# Fibre Optic Sight Second Attempt, Larger Pin



## akmslingshots (Mar 2, 2012)

the first one was a little too small so tried a bigger size, make up your own mind on it, and check the cats stupid face


----------



## Sean (Nov 17, 2011)

Nice positioning of that sight, hope it works well for you.


----------



## GrayWolf (May 14, 2012)

I really like the concept. I always liked a smaller bead for archery sights. Something smaller than the bullseye so I could still see it around the pin or bead (just my opinion).
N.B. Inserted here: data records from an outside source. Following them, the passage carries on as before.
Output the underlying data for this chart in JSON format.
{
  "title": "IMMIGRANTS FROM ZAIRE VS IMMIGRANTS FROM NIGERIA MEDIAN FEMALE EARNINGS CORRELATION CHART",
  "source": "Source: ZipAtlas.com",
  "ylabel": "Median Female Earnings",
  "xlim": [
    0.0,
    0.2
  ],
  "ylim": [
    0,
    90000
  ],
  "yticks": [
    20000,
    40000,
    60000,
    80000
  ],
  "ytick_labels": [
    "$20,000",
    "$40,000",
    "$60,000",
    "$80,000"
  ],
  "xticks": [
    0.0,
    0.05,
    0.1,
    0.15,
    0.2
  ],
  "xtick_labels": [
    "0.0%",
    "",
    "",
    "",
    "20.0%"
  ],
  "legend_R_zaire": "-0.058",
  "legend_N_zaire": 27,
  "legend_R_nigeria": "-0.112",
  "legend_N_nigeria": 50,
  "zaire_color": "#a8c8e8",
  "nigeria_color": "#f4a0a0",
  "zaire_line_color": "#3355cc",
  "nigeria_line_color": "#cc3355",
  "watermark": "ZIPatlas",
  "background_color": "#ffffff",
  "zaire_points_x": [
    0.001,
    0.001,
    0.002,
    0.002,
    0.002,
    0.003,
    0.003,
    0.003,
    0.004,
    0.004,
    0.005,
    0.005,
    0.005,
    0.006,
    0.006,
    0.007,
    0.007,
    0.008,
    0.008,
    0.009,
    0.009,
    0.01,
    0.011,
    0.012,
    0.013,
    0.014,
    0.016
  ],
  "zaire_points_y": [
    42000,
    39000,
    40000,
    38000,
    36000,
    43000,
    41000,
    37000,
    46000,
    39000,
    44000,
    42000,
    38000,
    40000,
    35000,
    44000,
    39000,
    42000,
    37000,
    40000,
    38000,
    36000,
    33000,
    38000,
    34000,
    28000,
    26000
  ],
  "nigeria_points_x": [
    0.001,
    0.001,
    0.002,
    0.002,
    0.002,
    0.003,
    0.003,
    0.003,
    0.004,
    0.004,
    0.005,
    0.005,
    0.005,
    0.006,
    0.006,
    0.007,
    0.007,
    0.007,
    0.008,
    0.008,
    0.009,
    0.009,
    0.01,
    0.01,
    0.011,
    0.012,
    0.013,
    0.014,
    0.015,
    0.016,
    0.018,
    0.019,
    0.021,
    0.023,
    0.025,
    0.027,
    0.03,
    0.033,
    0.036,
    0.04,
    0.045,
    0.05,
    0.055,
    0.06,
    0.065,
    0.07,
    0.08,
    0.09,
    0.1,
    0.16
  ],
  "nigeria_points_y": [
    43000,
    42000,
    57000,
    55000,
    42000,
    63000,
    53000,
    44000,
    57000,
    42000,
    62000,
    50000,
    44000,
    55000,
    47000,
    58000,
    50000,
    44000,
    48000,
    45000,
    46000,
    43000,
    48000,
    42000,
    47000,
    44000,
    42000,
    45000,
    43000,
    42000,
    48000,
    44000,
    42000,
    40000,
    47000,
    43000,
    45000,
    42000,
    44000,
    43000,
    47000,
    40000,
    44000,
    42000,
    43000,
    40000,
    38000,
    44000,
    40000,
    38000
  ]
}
More options for some of your beautiful slingshots







Next, maybe they could be adjustable for us newbies to help with the learning curve (just kidding).

Todd


----------



## akmslingshots (Mar 2, 2012)

Sean said:


> I really like the concept. I always liked a smaller bead for archery sights. Something smaller than the bullseye so I could still see it around the pin or bead (just my opinion). More options for some of your beautiful slingshots
> 
> 
> 
> ...


This one is ever so slightly too big(3mm) for longer distance and the other too small(1.5mm) for target acquisition, i have decided to go with 2mm for the illuminated version.

as far as adjustment goes, i have ideas for windage adjustment but they will require some very small and difficult to make parts. I am going to concentrate on lighting it up first


----------



## e~shot (Jun 3, 2010)

Cool mate!


----------